Virginia suggested I try Ft. Federica in August, on now posh St. Simons Island, Georgia. The fort reeks of important history, what with the anticipation of a Spanish Armada sailing up the river, to be stopped or to see the slaughter of the men, women and children of that brave fort and the community built around it.

This skipper butterfly was met in the meadows there at Ft. Federica. Perhaps Curt or Ken or Dave or . . . some NABA leader will come forward and ID. This is my only image of it.

Jeff

 

Knowing Moths? at Ft. Federica

Unidentified Moth photographed by Jeff Zablow at Fort Federica, Saint Simons Island, GA

Ft. Federica, the National Monument on St.Simons Island. This coastal fort, once a thriving village on a coastal river, was the other side of fascinating. Standing there where the fort and village once stood, I stopped alot. It triggered my rich life experience, too many times challenged by threat and impending risk/danger. My artillery unit (155 mm howitzer, towed) didn’t go to ‘Nam, but we sure thought we were going, and being a green 2nd Lt. gave some pause, for sure. Dangerous guys back then in Brooklyn had to be kept on the radar, constantly, and yes, there were times I was steeled for trouble. Riding the subway each day, through a notorious part of NYNY, alone, always was much. Working as a Dean at John Adams H.S. (knives, guns, riots, murders and Gotti’s crew’s kids)  . . . a rich life of kind of tight-rope walking. Thank You G-d.

I tried to imagine myself a junior officer at the fort. back then in what, 1738? Imagine a Spanish Armada appearing down river, headed to overwhelm the fort and the village, full of homes with women and children.

Good that there were butterflies flying in the meadows surrounding the fort, as Virginia had hoped. That was when I spotted this fascinating moth, motionless amidst the foliage.

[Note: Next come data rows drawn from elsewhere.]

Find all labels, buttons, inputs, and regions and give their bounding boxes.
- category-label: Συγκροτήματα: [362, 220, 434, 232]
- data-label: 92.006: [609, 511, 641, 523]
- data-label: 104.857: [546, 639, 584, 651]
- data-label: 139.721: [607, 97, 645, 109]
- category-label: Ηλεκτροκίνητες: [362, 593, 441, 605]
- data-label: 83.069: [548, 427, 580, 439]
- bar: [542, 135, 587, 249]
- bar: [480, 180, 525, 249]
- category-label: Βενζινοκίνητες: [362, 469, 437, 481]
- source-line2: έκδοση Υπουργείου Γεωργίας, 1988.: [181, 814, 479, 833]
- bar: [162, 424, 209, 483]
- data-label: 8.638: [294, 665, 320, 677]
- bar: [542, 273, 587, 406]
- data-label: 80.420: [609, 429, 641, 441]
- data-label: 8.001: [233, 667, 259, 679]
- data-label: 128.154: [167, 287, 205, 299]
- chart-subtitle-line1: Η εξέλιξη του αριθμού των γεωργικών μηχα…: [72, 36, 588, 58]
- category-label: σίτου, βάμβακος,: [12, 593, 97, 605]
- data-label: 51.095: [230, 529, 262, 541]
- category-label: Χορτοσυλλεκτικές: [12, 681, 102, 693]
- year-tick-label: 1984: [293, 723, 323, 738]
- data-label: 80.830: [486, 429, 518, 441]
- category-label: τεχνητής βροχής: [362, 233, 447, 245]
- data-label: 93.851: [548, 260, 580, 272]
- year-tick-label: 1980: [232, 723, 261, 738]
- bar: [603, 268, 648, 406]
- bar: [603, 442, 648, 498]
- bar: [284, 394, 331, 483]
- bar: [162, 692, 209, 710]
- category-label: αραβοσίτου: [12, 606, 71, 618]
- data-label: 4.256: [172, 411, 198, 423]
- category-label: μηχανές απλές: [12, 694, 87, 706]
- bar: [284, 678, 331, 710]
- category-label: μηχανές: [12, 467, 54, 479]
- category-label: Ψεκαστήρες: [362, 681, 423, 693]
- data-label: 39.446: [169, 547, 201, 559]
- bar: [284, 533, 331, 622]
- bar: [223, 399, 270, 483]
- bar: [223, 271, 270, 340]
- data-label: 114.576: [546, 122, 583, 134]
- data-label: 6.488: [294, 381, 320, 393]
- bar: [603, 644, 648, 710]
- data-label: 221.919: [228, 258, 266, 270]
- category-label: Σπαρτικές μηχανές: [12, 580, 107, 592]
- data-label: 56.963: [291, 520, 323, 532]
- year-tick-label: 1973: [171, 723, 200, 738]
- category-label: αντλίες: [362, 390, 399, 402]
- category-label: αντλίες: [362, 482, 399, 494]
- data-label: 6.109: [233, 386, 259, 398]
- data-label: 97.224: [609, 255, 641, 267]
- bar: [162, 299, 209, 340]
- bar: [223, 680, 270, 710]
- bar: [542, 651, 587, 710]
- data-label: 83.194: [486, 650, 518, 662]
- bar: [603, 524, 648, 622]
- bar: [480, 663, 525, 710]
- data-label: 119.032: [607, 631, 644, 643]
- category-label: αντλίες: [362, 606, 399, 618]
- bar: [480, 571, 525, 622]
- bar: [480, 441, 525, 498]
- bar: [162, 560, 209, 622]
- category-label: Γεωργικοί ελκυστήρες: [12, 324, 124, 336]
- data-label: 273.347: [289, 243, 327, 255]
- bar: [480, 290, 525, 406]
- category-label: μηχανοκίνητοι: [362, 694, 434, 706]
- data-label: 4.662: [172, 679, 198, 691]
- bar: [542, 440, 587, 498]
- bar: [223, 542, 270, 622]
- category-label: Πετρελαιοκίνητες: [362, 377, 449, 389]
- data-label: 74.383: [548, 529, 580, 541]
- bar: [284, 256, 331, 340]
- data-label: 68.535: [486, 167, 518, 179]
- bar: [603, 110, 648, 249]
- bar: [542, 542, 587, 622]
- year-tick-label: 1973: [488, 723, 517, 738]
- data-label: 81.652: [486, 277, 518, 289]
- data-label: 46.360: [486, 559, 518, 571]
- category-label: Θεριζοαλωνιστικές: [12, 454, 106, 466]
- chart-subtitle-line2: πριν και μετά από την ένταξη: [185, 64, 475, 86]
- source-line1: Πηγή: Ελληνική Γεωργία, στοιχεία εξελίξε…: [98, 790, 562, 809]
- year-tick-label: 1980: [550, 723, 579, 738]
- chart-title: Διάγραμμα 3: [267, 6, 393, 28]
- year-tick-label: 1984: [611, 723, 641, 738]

I don’t know the hundreds of moths found in the southeastern USA, so I was unable to ID this one. I admired those lipstick red spots on each wing, and that white stripe across the abdomen?

I see so much in the field that I want to know. Curt? Barbara Ann? Virginia? Phil? Angela? David K? David Wagner?

Jeff

Whirlabout at Fashionable St Simons

Whirllabout Skipper Butterfly photographed by Jeff Zablow at Fort Federica, Saint Simons Island, GA

I asked Virginia, born and raised on a dreamy island on the Georgia coast, where I might find a goodly number of butterflies there. I waited, and Virginia suggested Fort Federica, an 18th century British fort built on the river, to fend off Spanish armadas that were anticipated.

She was right, for once I drove to tony St.Simons Island, Virginia’s hundreds of sylvan pastures, marsh and woods were gone. It seems the wealthy long ago eyed the Island, and St. Simons is covered with developments, just about all upscale, many very upscale.

I did find the butterflies I was looking for, lots of them, flying in the National Historic Monument, protected and privileged.

I remember when he flew in. You couldn’t miss him, festooned in comely orange and blasting those large black spots. I thought that I was glad that I shoot Fuji Velvia slides, for I wanted his rich color to share here.

A small grass skipper, that brought a smile to a certain photographer of butterflies, on a fabled island, once a British town and fort.